Il n'y avait que les tenues et finalement le cadre pour rappeler à cette assemblée que nous assistions à un déjeuner diplomatique, la politique avait été mise de côté voilà longtemps et dans une autre vie, à un autre endroit ; on aurait pu se laisser croire à un déjeuner informel entre amis.

- Le repas est une chose bien trop sérieuse pour faire une deuxième chose en même temps.
- C'est bien là qu'on se rend compte que les nazumis ont un véritable sens de l'Art de la Table. Et cette salade d'algue est extrêmement rafraichissante. Cela tranche bien avec l'entrée qui était un peu plus riche mais ô combien savoureuse. Tadashi, je ne te remercie pas mon ami, je vais devoir retourner à la salle de sport en rentrant. Sa Majesté rit. De bon coeur.

Le déjeuner se poursuivit et on entendit bientot les baguettes et fourchettes se tairent au profit des verres qui se remplissaient presque aussi vite qu'ils étaient vidés. Tadashi porta sa serviette à la bouche pour se la tamponner et reprit.

- Effectivement, puisque nous venons de convenir des grandes lignes directrices, disons une première liaison entre Xine Shoudu et Neijing assurée par une entreprise commune détenue à parts égales par les CIB et GLR. Passons à un autre sujet, nos ingénieurs et juristes s’occuperont du reste.

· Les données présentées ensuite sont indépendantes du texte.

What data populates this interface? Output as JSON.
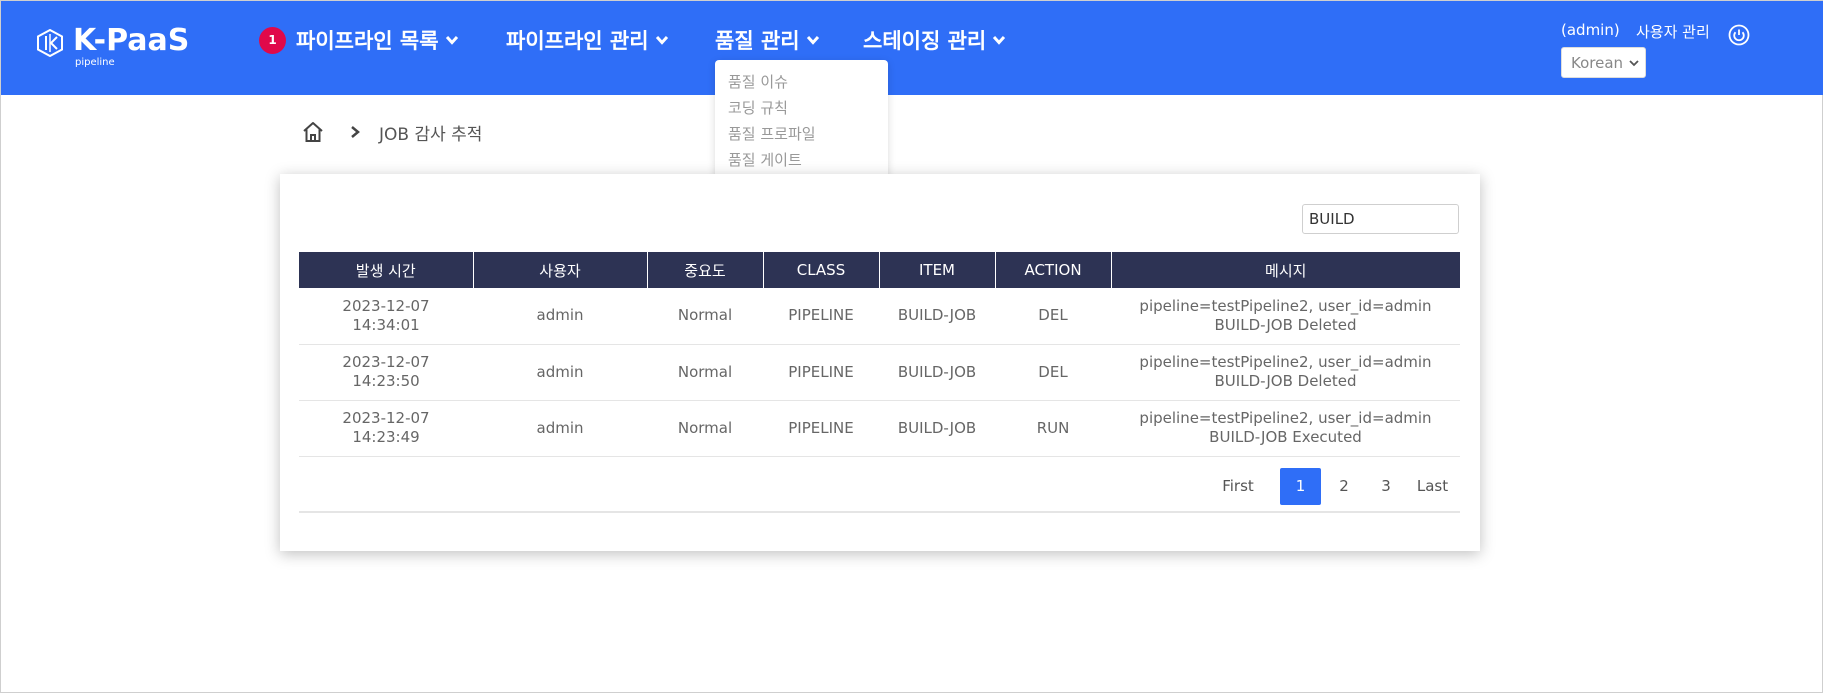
{
  "header": {
    "logo_text": "K-PaaS",
    "logo_sub": "pipeline",
    "nav": [
      {
        "label": "파이프라인 목록",
        "badge": "1"
      },
      {
        "label": "파이프라인 관리"
      },
      {
        "label": "품질 관리"
      },
      {
        "label": "스테이징 관리"
      }
    ],
    "user": "(admin)",
    "user_manage": "사용자 관리",
    "language": "Korean",
    "brand_color": "#2f6ef7"
  },
  "dropdown": {
    "items": [
      "품질 이슈",
      "코딩 규칙",
      "품질 프로파일",
      "품질 게이트"
    ]
  },
  "breadcrumb": {
    "current": "JOB 감사 추적"
  },
  "search": {
    "value": "BUILD"
  },
  "table": {
    "headers": [
      "발생 시간",
      "사용자",
      "중요도",
      "CLASS",
      "ITEM",
      "ACTION",
      "메시지"
    ],
    "rows": [
      [
        "2023-12-07 14:34:01",
        "admin",
        "Normal",
        "PIPELINE",
        "BUILD-JOB",
        "DEL",
        "pipeline=testPipeline2, user_id=admin BUILD-JOB Deleted"
      ],
      [
        "2023-12-07 14:23:50",
        "admin",
        "Normal",
        "PIPELINE",
        "BUILD-JOB",
        "DEL",
        "pipeline=testPipeline2, user_id=admin BUILD-JOB Deleted"
      ],
      [
        "2023-12-07 14:23:49",
        "admin",
        "Normal",
        "PIPELINE",
        "BUILD-JOB",
        "RUN",
        "pipeline=testPipeline2, user_id=admin BUILD-JOB Executed"
      ]
    ]
  },
  "pagination": {
    "first": "First",
    "pages": [
      "1",
      "2",
      "3"
    ],
    "active": "1",
    "last": "Last"
  }
}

Et tu as raison, il faut qu’on s’occupe de nos frontières, il est idiot d’établir des liaisons à grande vitesse si le Shinkansen doit s’arrêter à la frontière. A sa blague, Jiajing rit également en imaginant la scène.
- Imagine un peu les articles de presse que ça donnerait. Nous nous entendons sur un partage équitable alors, c'est une excellente chose. Nous laisserons nos professionnels définir les modalités et finalités de la chose tout comme les éventuels avantages sociaux pour les salariés. On se contentera de monter dans le train inaugural et dévaliser la voiture restaurant. Là encore, Jiajing rit mais de sa propre blague.

L'Empereur qui, malgré l'intérêt qu'il portait à sa conversation, ne put s'empêcher de voir sa fille rire aux pitreries que Leonhardt faisait. Ce dernier après avoir utilisé sa fourchette pour lancer un peu de nourriture à une mouette qu'un serveur tentait désespérement de faire fuir, avait entreprit d'utiliser un peu de mie de pain pour former un carré parfait. Lihua elle-même n'était pas des plus exemplaire puisqu'elle ne cessait pas de mettre des fleurs dans les cheveux du prince qui, après une première moue était devenu un brin paranoïaque en vérifiant plusieurs fois qu'il ne restait rien.
L'espace d'un instant, les deux héritiers n'étaient rien de plus que des adolescents. Jiajing n'avait pas vu sa fille - pourtant réputée pour son teint solaire - être aussi amusée depuis longtemps. C'en était touchant. Le pouvoir avait cette chose cruelle qui empêchaient les pères et les mères de n'être simplement que cela et cet instant de tendresse disparu aussi rapidement que Tadashi continua son exposé. Ling Jiajing l'écouta avec intérêt oubliant peu à peu ce qu'il venait de voir.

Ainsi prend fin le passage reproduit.